Raccoon Facts: Anatomy, Diet, Habitat, Behavior

Raccoons are a troublesome species. They’re known for rummaging through your garbage, and for invading your attic to raise their young. Raccoons are also a major source of rabies and carry plenty of other diseases and parasites. They are also widespread and can be found in urban, suburban, and rural areas making them a very common pest. Yet all of this aside, what are raccoons really like?

Raccoon Facts


Raccoons are famous thanks to the patch of black fur on their face, obscuring their little heads and turning them into burglars. Their bodies are covered with grey fur, and they have a long bushy tail that’s encircled by black bands. These mammals are also pretty small, and grow up to be between 23 and 37 inches long. Because of this, it’s easy to compare their size to an adult cat or a small dog. And similar to domestic cats, raccoons weigh anywhere between 4 to 23 pounds.


There’s a reason raccoons go digging through your trash, and that’s because of their diet. It should come as no surprise that raccoons are omnivores, meaning they eat both plants and meat.

Raccoons do a lot of hunting out in the wild, and they tend to go after insects, mice, and bird eggs. They’re also very fast animals, and use their quick reflexes to snatch up frogs and small fish from nearby streams or ponds.

That said, raccoons prefer to eat insects and other invertebrates, as they’re easier to find in abundance. It’s also worth mentioning that raccoons have no problem scavenging for food, and are even known to raid people’s trash cans or eat roadkill and other dead animals.


This may come as a surprise, but raccoons can’t actually be found everywhere in the world. These animals are actually native to the American continent and are found all over Central and North America. That said, raccoons have started spreading to Japan and Europe in recent years, where they were brought in as pets or stowed away on ships.

These animals enjoy living in heavily forested areas, like fields, forests, and jungles. Raccoons have access to everything they want in these places, like food, water, and spots to build their dens.

Raccoons like to live in small, dark, and enclosed spaces. That’s why they build their dens inside hollowed trees, caves, and the abandoned dens of other animals. Yet these smart and adaptable creatures find clever ways of surviving anywhere, including in human-inhabited areas. It’s why they can be found in barns, attics, and plenty of other buildings as well since these places resemble their natural habitats.


Raccoons can give you a fright when they make a sudden noise in the dead of the night.  That’s because they’re nocturnal, meaning they sleep during the day but are awake at night. It’s also why you’ll spot a raccoon’s handy work the next day, as they were busy rummaging through your garbage while you slept.

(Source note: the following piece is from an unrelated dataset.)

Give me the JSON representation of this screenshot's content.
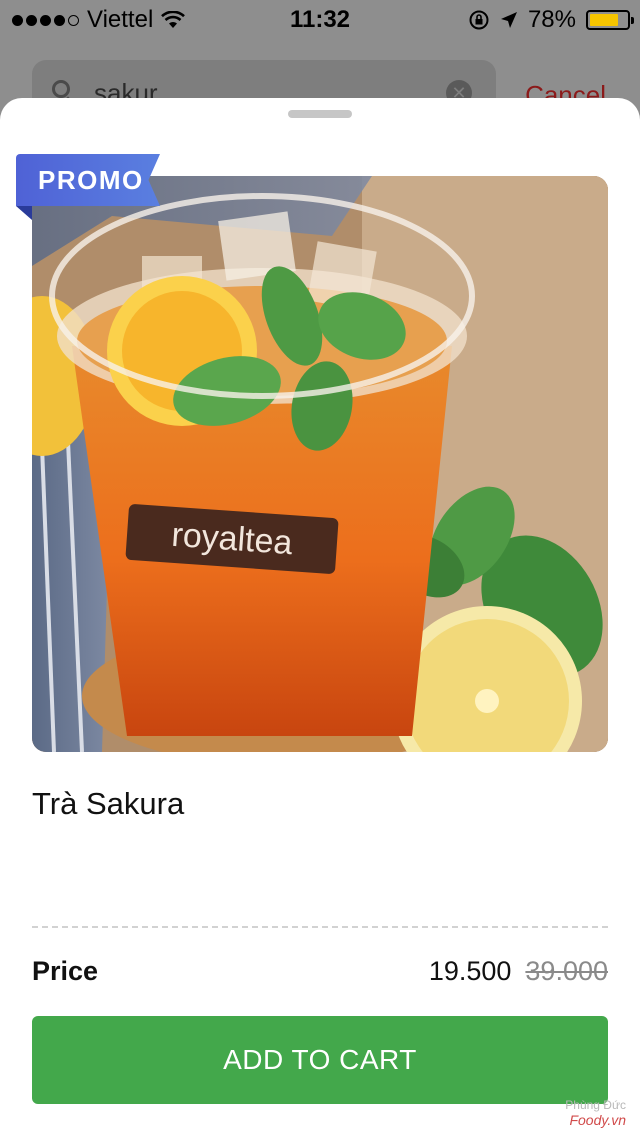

You might have noticed that you spot fewer raccoons during the winter, but why is that? Raccoons don’t hibernate, so that’s not the reason. Instead, these animals tend to sleep more frequently and for longer during the snowy months, where they rely on their body’s stored fat for energy.

The reason you rarely see a group of raccoons is because they’re not the most social animals out there. They prefer living on their own, but still want to be close enough to two or three other raccoons for protection against predators.

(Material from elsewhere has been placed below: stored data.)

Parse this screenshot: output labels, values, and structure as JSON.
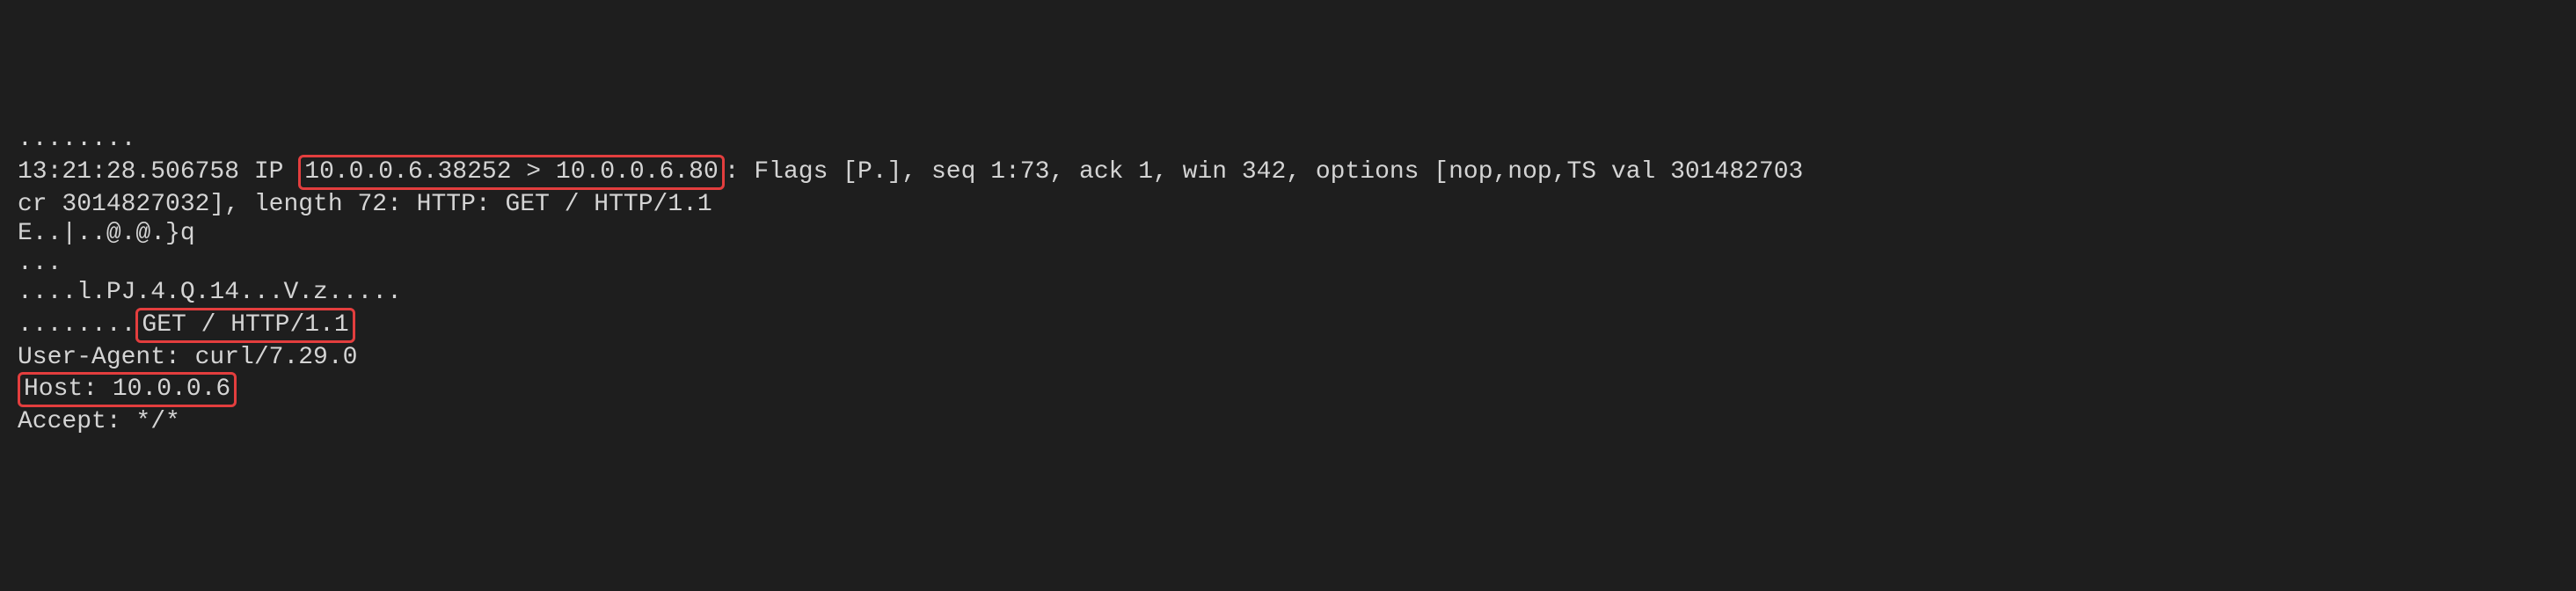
{
  "terminal": {
    "line1": "........",
    "line2_pre": "13:21:28.506758 IP ",
    "line2_highlight": "10.0.0.6.38252 > 10.0.0.6.80",
    "line2_post": ": Flags [P.], seq 1:73, ack 1, win 342, options [nop,nop,TS val 301482703",
    "line3": "cr 3014827032], length 72: HTTP: GET / HTTP/1.1",
    "line4": "E..|..@.@.}q",
    "line5": "...",
    "line6": "....l.PJ.4.Q.14...V.z.....",
    "line7_pre": "........",
    "line7_highlight": "GET / HTTP/1.1",
    "line8": "User-Agent: curl/7.29.0",
    "line9_highlight": "Host: 10.0.0.6",
    "line10": "Accept: */*"
  }
}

If you do see a group of raccoons, it’ll often be because a female raccoon is raising her young in your attic. The female raccoon uses her incredible climbing abilities to find a safe spot to give birth to her young and raise them. These young will be developed inside the mother for anywhere between eight to ten weeks before she gives birth to them in the early summer. Once she’s given birth, the female raccoon is responsible for raising her litter, which is made up of one to seven baby raccoons.

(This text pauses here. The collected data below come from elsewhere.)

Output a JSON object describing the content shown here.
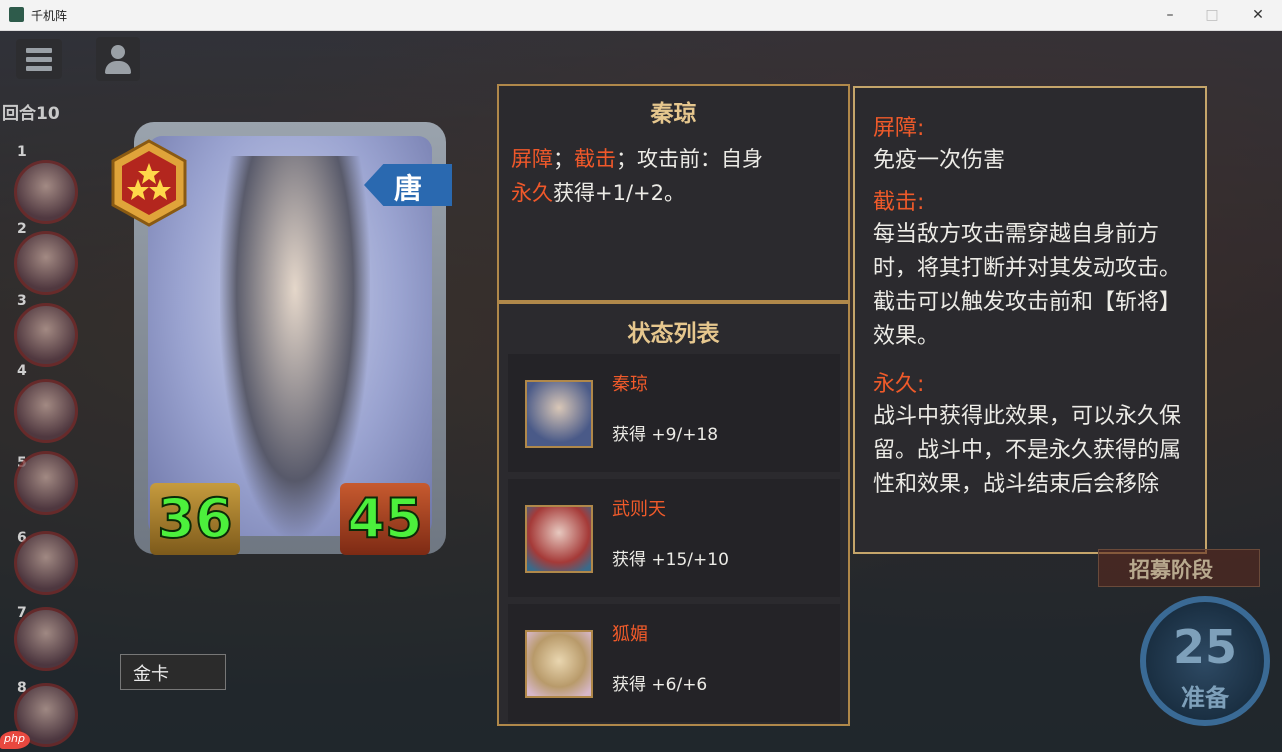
{
  "window": {
    "title": "千机阵"
  },
  "hud": {
    "round": "回合10",
    "side_numbers": [
      "1",
      "2",
      "3",
      "4",
      "5",
      "6",
      "7",
      "8"
    ]
  },
  "card": {
    "faction": "唐",
    "attack": "36",
    "health": "45",
    "stars": 3,
    "label": "金卡"
  },
  "name_panel": {
    "name": "秦琼",
    "skill_kw1": "屏障",
    "sep1": "；",
    "skill_kw2": "截击",
    "skill_part1": "；攻击前：自身",
    "skill_kw3": "永久",
    "skill_part2": "获得+1/+2。"
  },
  "status_panel": {
    "title": "状态列表",
    "items": [
      {
        "name": "秦琼",
        "gain": "获得 +9/+18"
      },
      {
        "name": "武则天",
        "gain": "获得 +15/+10"
      },
      {
        "name": "狐媚",
        "gain": "获得 +6/+6"
      }
    ]
  },
  "description_panel": {
    "h1": "屏障:",
    "t1": "免疫一次伤害",
    "h2": "截击:",
    "t2": "每当敌方攻击需穿越自身前方时，将其打断并对其发动攻击。截击可以触发攻击前和【斩将】效果。",
    "h3": "永久:",
    "t3": "战斗中获得此效果，可以永久保留。战斗中，不是永久获得的属性和效果，战斗结束后会移除"
  },
  "timer": {
    "value": "25",
    "label": "准备"
  },
  "recruit": {
    "label": "招募阶段"
  },
  "watermark": {
    "text": "php"
  },
  "colors": {
    "highlight": "#f0582a",
    "panel_border": "#b0884a",
    "panel_bg": "#2b2a2e",
    "title_gold": "#e6c78e"
  }
}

These kits spend the first few weeks of their lives under the complete protection of the mother, but they start wandering out on their own once they’re about three months old. The raccoons become independent just a few months later when they become eight months old. It’s during this time that they leave their mother for good, and go about their solitary lives. Sadly, these raccoons won’t live for much longer, as their average life span is between two to three years.